The plaintiff has cited us quite a number of cases in an effort to convince us that the trial court should not have given the peremptory instruction to find for the defendant. Among these cases are the following Missouri cases: Fallis v. Ins. Co., 243 S.W., l.c. 218; Roberts v. Assurance Co., 220 S.W. 996; Spencer v. Sec. Ben. Assn., 297 S.W. 989; Newman v. John Hancock Mut. Ins. Co., 7 S.W.2d 1015; Klinkhardt v. Crescent Ins. Co., 47 S.W.2d 210; Bellis v. M.W.A., 49 S.W.2d 1059.
These cases are based upon different facts from this case. In all of those cases some effort was made by the insured either by tender or otherwise to keep the policy in force or to continue it according to the insured's theory of the case.
We do not read any of those cases to hold that the insured may wait until his policy has lapsed because of non-payment on his part, and then after the time has lapsed for payment, he or his beneficiary discovers that the company had said his policy had elapsed at a time prior to its true lapsing date under the law. Under the unquestioned testimony in this case the insured had permitted his policy to lapse.
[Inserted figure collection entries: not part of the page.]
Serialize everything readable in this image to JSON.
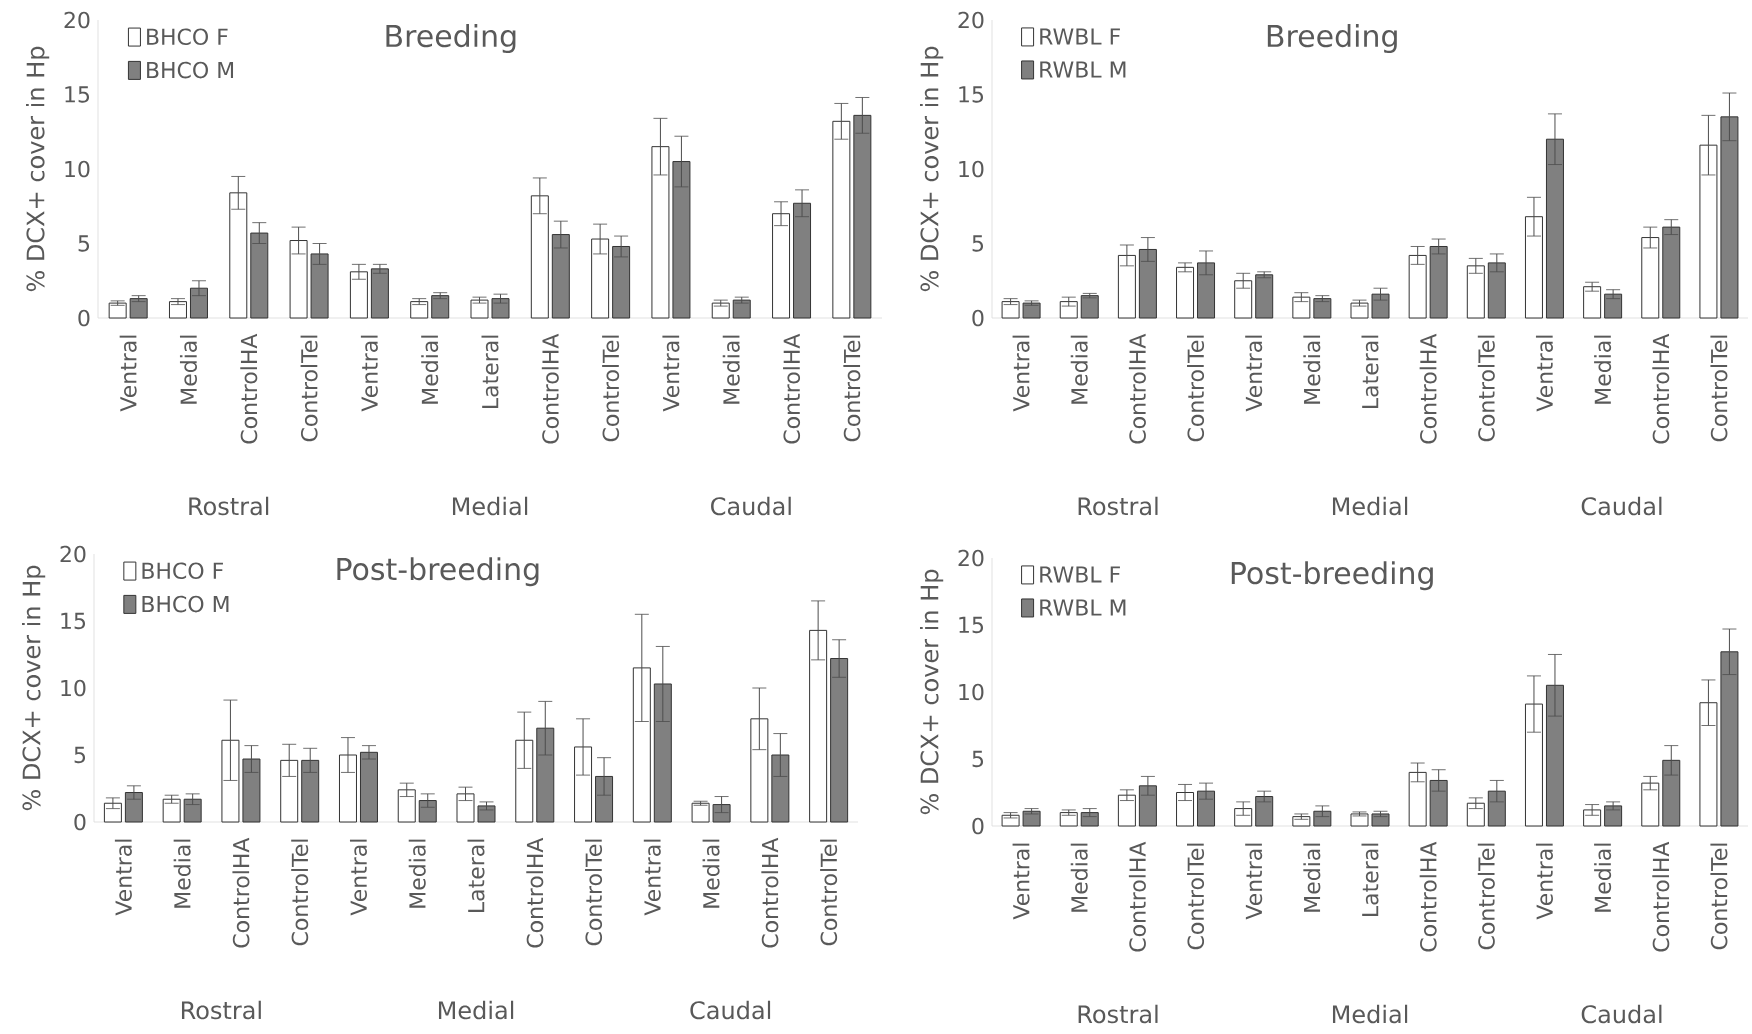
{
  "chart_data": [
    {
      "type": "bar",
      "title": "Breeding",
      "ylabel": "% DCX+ cover in Hp",
      "categories": [
        "Ventral",
        "Medial",
        "ControlHA",
        "ControlTel",
        "Ventral",
        "Medial",
        "Lateral",
        "ControlHA",
        "ControlTel",
        "Ventral",
        "Medial",
        "ControlHA",
        "ControlTel"
      ],
      "ylim": [
        0,
        20
      ],
      "yticks": [
        0,
        5,
        10,
        15,
        20
      ],
      "legend": "top left",
      "annotations": [
        "Rostral",
        "Medial",
        "Caudal"
      ],
      "series": [
        {
          "name": "BHCO F",
          "color": "#ffffff",
          "values": [
            1.0,
            1.1,
            8.4,
            5.2,
            3.1,
            1.1,
            1.2,
            8.2,
            5.3,
            11.5,
            1.0,
            7.0,
            13.2
          ],
          "errors": [
            0.15,
            0.2,
            1.1,
            0.9,
            0.5,
            0.2,
            0.2,
            1.2,
            1.0,
            1.9,
            0.2,
            0.8,
            1.2
          ]
        },
        {
          "name": "BHCO M",
          "color": "#808080",
          "values": [
            1.3,
            2.0,
            5.7,
            4.3,
            3.3,
            1.5,
            1.3,
            5.6,
            4.8,
            10.5,
            1.2,
            7.7,
            13.6
          ],
          "errors": [
            0.2,
            0.5,
            0.7,
            0.7,
            0.3,
            0.2,
            0.3,
            0.9,
            0.7,
            1.7,
            0.2,
            0.9,
            1.2
          ]
        }
      ]
    },
    {
      "type": "bar",
      "title": "Breeding",
      "ylabel": "% DCX+ cover in Hp",
      "categories": [
        "Ventral",
        "Medial",
        "ControlHA",
        "ControlTel",
        "Ventral",
        "Medial",
        "Lateral",
        "ControlHA",
        "ControlTel",
        "Ventral",
        "Medial",
        "ControlHA",
        "ControlTel"
      ],
      "ylim": [
        0,
        20
      ],
      "yticks": [
        0,
        5,
        10,
        15,
        20
      ],
      "legend": "top left",
      "annotations": [
        "Rostral",
        "Medial",
        "Caudal"
      ],
      "series": [
        {
          "name": "RWBL F",
          "color": "#ffffff",
          "values": [
            1.1,
            1.1,
            4.2,
            3.4,
            2.5,
            1.4,
            1.0,
            4.2,
            3.5,
            6.8,
            2.1,
            5.4,
            11.6
          ],
          "errors": [
            0.2,
            0.3,
            0.7,
            0.3,
            0.5,
            0.3,
            0.2,
            0.6,
            0.5,
            1.3,
            0.3,
            0.7,
            2.0
          ]
        },
        {
          "name": "RWBL M",
          "color": "#808080",
          "values": [
            1.0,
            1.5,
            4.6,
            3.7,
            2.9,
            1.3,
            1.6,
            4.8,
            3.7,
            12.0,
            1.6,
            6.1,
            13.5
          ],
          "errors": [
            0.15,
            0.15,
            0.8,
            0.8,
            0.2,
            0.2,
            0.4,
            0.5,
            0.6,
            1.7,
            0.3,
            0.5,
            1.6
          ]
        }
      ]
    },
    {
      "type": "bar",
      "title": "Post-breeding",
      "ylabel": "% DCX+ cover in Hp",
      "categories": [
        "Ventral",
        "Medial",
        "ControlHA",
        "ControlTel",
        "Ventral",
        "Medial",
        "Lateral",
        "ControlHA",
        "ControlTel",
        "Ventral",
        "Medial",
        "ControlHA",
        "ControlTel"
      ],
      "ylim": [
        0,
        20
      ],
      "yticks": [
        0,
        5,
        10,
        15,
        20
      ],
      "legend": "top left",
      "annotations": [
        "Rostral",
        "Medial",
        "Caudal"
      ],
      "series": [
        {
          "name": "BHCO F",
          "color": "#ffffff",
          "values": [
            1.4,
            1.7,
            6.1,
            4.6,
            5.0,
            2.4,
            2.1,
            6.1,
            5.6,
            11.5,
            1.4,
            7.7,
            14.3
          ],
          "errors": [
            0.4,
            0.3,
            3.0,
            1.2,
            1.3,
            0.5,
            0.5,
            2.1,
            2.1,
            4.0,
            0.15,
            2.3,
            2.2
          ]
        },
        {
          "name": "BHCO M",
          "color": "#808080",
          "values": [
            2.2,
            1.7,
            4.7,
            4.6,
            5.2,
            1.6,
            1.2,
            7.0,
            3.4,
            10.3,
            1.3,
            5.0,
            12.2
          ],
          "errors": [
            0.5,
            0.4,
            1.0,
            0.9,
            0.5,
            0.5,
            0.3,
            2.0,
            1.4,
            2.8,
            0.6,
            1.6,
            1.4
          ]
        }
      ]
    },
    {
      "type": "bar",
      "title": "Post-breeding",
      "ylabel": "% DCX+ cover in Hp",
      "categories": [
        "Ventral",
        "Medial",
        "ControlHA",
        "ControlTel",
        "Ventral",
        "Medial",
        "Lateral",
        "ControlHA",
        "ControlTel",
        "Ventral",
        "Medial",
        "ControlHA",
        "ControlTel"
      ],
      "ylim": [
        0,
        20
      ],
      "yticks": [
        0,
        5,
        10,
        15,
        20
      ],
      "legend": "top left",
      "annotations": [
        "Rostral",
        "Medial",
        "Caudal"
      ],
      "series": [
        {
          "name": "RWBL F",
          "color": "#ffffff",
          "values": [
            0.8,
            1.0,
            2.3,
            2.5,
            1.3,
            0.7,
            0.9,
            4.0,
            1.7,
            9.1,
            1.2,
            3.2,
            9.2
          ],
          "errors": [
            0.2,
            0.2,
            0.4,
            0.6,
            0.5,
            0.2,
            0.15,
            0.7,
            0.4,
            2.1,
            0.4,
            0.5,
            1.7
          ]
        },
        {
          "name": "RWBL M",
          "color": "#808080",
          "values": [
            1.1,
            1.0,
            3.0,
            2.6,
            2.2,
            1.1,
            0.9,
            3.4,
            2.6,
            10.5,
            1.5,
            4.9,
            13.0
          ],
          "errors": [
            0.2,
            0.3,
            0.7,
            0.6,
            0.4,
            0.4,
            0.2,
            0.8,
            0.8,
            2.3,
            0.3,
            1.1,
            1.7
          ]
        }
      ]
    }
  ]
}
There is not a scintilla of testimony that he made any attempt to pay any further premium thereon, or that he made any attempt to reinstate the policy although he knew this for more than two years prior to his death and there is no evidence that the lapsing of the policy in any way prevented his further action, nor is there any evidence that he ever considered that he was insured after the term bought and covered by his note.
We are forced to the conclusion that under the uncontroverted facts in this case the trial court committed error in not giving the instruction directing a verdict for the defendant. We are justified in this conclusion by the admitted facts, and the opinion of our Supreme Court in the cause of Scotten v. Metropolitan Life Ins. Co., 81 S.W.2d 313.
The judgment should be reversed, and the cause remanded, with directions to render judgment for the defendant. It is so ordered. Allen, P.J., and Bailey, J., concur.